On se souvient des contradictions qui jalonnent les dépositions des témoins dans le célèbre récit d’Edgar Allan Poe, Double assassinat dans la rue Morgue.
Comme le remarque très vite le détective Dupin, les témoins affirment que les voix qu’ils ont entendues au moment de cet assassinat étaient celles d’un étranger, d’un étranger qu’ils identifient chacun à une langue donnée, bien qu’ils ne connaissent pas cette langue :
« Les témoins, remarquez-le bien, sont d’accord sur la grosse voix ; là-dessus, il y a unanimité. Mais relativement à la voix aiguë, il y a une particularité, – elle ne consiste pas dans leur désaccord, – mais en ceci que, quand un Italien, un Anglais, un Espagnol, un Hollandais, essayent de la décrire, chacun en parle comme d’une voix d’étranger, chacun est sûr que ce n’était pas la voix d’un de ses compatriotes.
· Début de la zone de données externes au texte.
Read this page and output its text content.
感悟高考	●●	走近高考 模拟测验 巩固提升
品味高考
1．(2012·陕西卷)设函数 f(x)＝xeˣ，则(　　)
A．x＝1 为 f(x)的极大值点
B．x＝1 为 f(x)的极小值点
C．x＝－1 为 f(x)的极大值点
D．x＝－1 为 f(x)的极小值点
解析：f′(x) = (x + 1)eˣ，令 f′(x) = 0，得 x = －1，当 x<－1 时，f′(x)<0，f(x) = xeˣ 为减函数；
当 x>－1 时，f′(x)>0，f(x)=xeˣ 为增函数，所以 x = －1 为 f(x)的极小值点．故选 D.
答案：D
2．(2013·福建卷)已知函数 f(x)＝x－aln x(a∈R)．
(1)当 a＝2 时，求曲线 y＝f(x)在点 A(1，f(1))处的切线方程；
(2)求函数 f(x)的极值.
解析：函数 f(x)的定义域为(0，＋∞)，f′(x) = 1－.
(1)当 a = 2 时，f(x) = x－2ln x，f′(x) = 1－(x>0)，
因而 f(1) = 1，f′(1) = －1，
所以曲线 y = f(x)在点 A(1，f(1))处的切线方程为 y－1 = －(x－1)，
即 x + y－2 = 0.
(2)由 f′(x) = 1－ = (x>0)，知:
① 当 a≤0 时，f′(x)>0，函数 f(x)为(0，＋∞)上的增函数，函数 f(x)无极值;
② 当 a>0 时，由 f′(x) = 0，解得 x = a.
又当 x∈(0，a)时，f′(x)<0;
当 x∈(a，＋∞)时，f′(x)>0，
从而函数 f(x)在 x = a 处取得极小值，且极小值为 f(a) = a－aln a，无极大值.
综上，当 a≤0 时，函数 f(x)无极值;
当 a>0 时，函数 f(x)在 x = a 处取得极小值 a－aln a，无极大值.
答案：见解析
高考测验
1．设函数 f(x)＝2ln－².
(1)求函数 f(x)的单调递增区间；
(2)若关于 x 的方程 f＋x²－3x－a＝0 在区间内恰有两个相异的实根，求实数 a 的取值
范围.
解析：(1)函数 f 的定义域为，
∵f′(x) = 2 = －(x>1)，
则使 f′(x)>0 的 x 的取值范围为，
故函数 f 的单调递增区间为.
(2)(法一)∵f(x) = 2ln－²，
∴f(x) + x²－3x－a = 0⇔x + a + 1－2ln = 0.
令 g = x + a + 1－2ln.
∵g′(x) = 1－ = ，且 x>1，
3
« Chacun la compare, non pas à la voix d’un individu dont la langue lui serait familière, mais justement au contraire. Le Français présume que c’était une voix d’Espagnol, et il aurait pu distinguer quelques mots s’il était familiarisé avec l’espagnol. Le Hollandais affirme que c’était la voix d’un Français ; mais il est établi que le témoin, ne sachant pas le français, a été interrogé par le canal d’un interprète. L’Anglais pense que c’était la voix d’un Allemand, et il n’entend pas l’allemand. L’Espagnol est positivement sûr que c’était la voix d’un Anglais, mais il en juge uniquement par l’intonation, car il n’a aucune connaissance de l’anglais. L’Italien croit à une voix de Russe, mais il n’a jamais causé avec une personne native de Russie. Un autre Français, cependant, diffère du premier, et il est certain que c’était une voix d’Italien ; mais, n’ayant pas la connaissance de cette langue, il fait comme l’Espagnol, il tire sa certitude de l’intonation. Or, cette voix était donc bien insolite et bien étrange, qu’on ne pût obtenir à son égard que de pareils témoignages ? Une voix dans les intonations de laquelle des citoyens des cinq grandes parties de l’Europe n’ont rien pu reconnaître qui leur fût familier ! Vous me direz que c’était peut-être la voix d’un Asiatique ou d’un Africain. Les Africains et les Asiatiques n’abondent pas à Paris ; mais, sans nier la possibilité du cas j’appellerai simplement votre attention sur trois points. Un témoin dépeint la voix ainsi : plutôt âpre qu’aiguë. Deux autres en parlent comme d’une voix brève et saccadée. Ces témoins n’ont distingué aucune parole, – aucun son ressemblant à des paroles. Je ne sais pas, continua Dupin, quelle impression j’ai pu faire sur votre entendement ; mais je n’hésite pas à affirmer qu’on peut tirer des déductions légitimes de cette partie même des dépositions, – la partie relative aux deux voix, – la grosse voix et la voix aiguë – très suffisantes en elles-mêmes pour créer un soupçon qui indiquerait la route dans toute investigation ultérieure du mystère. »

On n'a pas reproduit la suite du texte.